Katasha Hodge has been a volunteer since last November and said volunteering has helped her “grow” and helped improve her self-esteem.
“I was down and out and I needed to be around people,” Hodge said. “For me, helping people, it helps me. It makes me feel good about myself.”
Every day, Hodge said she looks forward to coming to the Hospitality Center to interact with the guests.
“Without this place, where would everybody go?” Hodge said. “This place is necessary. It needs to be here.”
Jerry Baker has been coming to the Hospitality Center for the past three years.
As a diabetic, Baker said the Hospitality Center is a good place for him to get a good meal and manage his blood sugar.
“Sometimes I get up and I don’t have anything in the house to eat or I don’t feel like cooking because my sugar might be low,” Baker said. “I put my coat on and come down here and get sweets and stuff to help bring (my blood sugar) up.”
Baker said he’s appreciative of the information and services that come to the center but one of the best things for him to do is to be social with the staff and other guests.
“I’m living in a senior citizen home and sometimes where I’m at, people don’t come out and socialize,” Baker said. “So I come down here in the morning, drink coffee, get a little socialization and it makes you feel good instead of sitting at home and by yourself all day, you got somebody to talk to.”
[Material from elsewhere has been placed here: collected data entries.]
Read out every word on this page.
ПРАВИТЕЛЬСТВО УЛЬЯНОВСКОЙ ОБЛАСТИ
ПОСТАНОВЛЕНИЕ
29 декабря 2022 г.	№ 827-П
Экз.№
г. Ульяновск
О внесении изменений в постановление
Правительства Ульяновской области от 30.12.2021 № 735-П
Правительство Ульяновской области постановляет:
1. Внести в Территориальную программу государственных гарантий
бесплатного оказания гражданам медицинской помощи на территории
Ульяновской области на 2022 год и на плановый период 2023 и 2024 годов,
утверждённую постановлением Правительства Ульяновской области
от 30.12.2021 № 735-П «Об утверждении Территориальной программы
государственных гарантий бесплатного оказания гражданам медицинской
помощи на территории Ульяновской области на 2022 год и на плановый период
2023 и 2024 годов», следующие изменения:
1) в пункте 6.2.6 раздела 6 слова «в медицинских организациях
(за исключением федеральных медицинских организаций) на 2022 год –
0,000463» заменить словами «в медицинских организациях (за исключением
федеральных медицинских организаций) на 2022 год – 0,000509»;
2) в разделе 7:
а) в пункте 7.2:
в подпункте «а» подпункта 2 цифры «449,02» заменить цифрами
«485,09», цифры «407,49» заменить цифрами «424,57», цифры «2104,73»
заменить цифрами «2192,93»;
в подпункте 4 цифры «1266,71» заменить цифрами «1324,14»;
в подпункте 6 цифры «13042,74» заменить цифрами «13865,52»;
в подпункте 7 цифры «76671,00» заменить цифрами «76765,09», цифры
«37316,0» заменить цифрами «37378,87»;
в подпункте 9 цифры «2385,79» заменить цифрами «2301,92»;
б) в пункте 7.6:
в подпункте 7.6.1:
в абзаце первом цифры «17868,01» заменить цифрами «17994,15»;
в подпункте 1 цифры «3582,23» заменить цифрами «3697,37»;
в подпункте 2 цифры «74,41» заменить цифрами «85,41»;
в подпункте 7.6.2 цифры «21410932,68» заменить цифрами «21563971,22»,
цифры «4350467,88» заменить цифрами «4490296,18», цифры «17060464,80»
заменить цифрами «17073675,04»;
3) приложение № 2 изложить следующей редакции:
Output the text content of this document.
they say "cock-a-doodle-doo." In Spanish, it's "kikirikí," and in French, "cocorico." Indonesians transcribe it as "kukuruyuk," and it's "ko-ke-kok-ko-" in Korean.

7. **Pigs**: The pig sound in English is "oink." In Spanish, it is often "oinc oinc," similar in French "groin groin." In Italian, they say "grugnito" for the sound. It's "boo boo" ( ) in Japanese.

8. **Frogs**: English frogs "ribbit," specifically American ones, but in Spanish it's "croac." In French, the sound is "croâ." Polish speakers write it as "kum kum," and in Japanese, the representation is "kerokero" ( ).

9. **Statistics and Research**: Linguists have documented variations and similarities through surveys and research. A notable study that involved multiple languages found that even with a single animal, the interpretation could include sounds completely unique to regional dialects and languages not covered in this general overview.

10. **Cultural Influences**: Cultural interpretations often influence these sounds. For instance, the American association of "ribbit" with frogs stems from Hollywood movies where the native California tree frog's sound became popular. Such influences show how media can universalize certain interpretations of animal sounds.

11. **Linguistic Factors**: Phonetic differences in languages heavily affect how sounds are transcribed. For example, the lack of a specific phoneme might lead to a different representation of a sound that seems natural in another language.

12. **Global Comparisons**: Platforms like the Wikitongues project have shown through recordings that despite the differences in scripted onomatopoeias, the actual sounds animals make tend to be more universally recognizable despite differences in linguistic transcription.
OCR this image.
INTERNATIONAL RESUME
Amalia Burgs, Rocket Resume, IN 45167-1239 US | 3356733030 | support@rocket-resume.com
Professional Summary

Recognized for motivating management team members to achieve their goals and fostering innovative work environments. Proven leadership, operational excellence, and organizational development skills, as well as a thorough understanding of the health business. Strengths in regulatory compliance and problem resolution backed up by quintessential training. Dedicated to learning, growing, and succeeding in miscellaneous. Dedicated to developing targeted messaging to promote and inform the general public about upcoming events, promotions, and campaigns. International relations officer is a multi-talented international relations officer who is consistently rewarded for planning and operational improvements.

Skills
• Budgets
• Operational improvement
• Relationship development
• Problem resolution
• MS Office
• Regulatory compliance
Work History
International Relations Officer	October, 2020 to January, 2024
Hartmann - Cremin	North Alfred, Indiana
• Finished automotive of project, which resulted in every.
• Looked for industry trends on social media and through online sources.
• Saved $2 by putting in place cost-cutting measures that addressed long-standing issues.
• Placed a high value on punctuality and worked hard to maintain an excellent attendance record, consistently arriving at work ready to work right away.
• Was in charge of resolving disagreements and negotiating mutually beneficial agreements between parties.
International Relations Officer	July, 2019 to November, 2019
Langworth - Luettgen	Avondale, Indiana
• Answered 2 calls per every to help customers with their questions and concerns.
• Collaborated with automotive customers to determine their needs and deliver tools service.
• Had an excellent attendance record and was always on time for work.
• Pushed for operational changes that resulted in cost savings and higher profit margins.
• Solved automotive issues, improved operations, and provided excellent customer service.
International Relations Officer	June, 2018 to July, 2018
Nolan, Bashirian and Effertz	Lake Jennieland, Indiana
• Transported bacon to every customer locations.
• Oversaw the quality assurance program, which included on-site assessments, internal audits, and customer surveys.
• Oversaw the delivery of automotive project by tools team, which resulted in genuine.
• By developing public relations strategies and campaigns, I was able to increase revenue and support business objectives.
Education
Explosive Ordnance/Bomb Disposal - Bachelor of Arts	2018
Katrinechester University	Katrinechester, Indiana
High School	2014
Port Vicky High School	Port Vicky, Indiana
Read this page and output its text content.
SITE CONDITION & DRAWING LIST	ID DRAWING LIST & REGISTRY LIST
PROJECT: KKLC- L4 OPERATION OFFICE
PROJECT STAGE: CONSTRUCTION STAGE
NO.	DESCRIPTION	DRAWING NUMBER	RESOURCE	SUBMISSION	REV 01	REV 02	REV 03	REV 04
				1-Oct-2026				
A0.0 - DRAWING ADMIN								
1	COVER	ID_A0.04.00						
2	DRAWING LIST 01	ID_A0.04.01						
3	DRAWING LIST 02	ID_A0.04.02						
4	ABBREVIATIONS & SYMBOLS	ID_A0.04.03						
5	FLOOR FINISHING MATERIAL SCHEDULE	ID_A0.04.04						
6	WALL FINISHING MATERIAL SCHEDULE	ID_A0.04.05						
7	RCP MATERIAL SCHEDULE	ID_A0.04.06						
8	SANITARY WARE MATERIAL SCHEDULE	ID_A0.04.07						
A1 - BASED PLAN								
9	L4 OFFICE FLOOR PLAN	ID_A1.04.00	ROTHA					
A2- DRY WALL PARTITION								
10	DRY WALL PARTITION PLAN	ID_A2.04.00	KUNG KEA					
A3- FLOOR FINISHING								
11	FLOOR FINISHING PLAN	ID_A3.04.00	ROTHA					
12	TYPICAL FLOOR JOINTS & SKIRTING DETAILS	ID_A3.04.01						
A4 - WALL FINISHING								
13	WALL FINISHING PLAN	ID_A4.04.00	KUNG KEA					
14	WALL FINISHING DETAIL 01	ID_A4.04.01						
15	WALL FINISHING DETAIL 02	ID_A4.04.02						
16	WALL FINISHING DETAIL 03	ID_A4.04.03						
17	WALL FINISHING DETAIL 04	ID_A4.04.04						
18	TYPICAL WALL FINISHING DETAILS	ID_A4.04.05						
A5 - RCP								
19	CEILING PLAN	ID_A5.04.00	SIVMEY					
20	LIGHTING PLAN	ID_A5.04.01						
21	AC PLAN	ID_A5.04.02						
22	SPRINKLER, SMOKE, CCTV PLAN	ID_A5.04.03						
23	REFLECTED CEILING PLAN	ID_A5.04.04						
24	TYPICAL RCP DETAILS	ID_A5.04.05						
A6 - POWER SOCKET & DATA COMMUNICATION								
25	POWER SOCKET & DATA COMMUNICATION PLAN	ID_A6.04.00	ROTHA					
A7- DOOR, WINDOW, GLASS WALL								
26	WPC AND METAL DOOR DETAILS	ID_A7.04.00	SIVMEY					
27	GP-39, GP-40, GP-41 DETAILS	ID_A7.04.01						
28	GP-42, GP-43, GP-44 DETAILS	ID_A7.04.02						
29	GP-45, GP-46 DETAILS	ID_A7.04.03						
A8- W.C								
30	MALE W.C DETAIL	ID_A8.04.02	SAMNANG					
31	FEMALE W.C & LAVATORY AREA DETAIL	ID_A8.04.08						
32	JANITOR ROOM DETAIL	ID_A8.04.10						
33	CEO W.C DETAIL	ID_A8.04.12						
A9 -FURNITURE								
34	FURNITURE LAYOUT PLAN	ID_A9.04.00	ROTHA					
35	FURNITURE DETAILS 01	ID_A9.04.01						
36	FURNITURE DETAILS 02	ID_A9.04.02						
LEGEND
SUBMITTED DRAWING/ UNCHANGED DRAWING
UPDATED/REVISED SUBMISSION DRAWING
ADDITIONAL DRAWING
As part of their “hope week,” roughly a dozen volunteers from Hope City Church, located at 944 Main St., served lunch Thursday to the guests at the Hospitality Center. Chili dogs, steamed green beans and fruit was on the menu.
Lead Pastor Tyler Butler said it’s important for his congregation to get out and serve the community.
“We don’t just want to be a church in the city, we want to be a church for the city,” Butler said.
It was the church’s second time volunteering at the Hospitality Center but congregation members hope to do it more often.
“It’s humbling,” Butler said. “It’s a great opportunity to love people, to serve people and I think that’s what the gospel is all about.”
“There are a lot of people who haven’t heard from us until they’ve gotten hit by those hard times. And then they communicate differently. They’re asking different questions. Different questions lead to different answers and those answers lead to us.” — Carl Fields, program manager for the Hospitality Center
“There are a lot of people who haven’t heard from us until they’ve gotten hit by those hard times. And then they communicate differently. They’re asking different questions. Different questions lead to different answers and those answers lead to us.”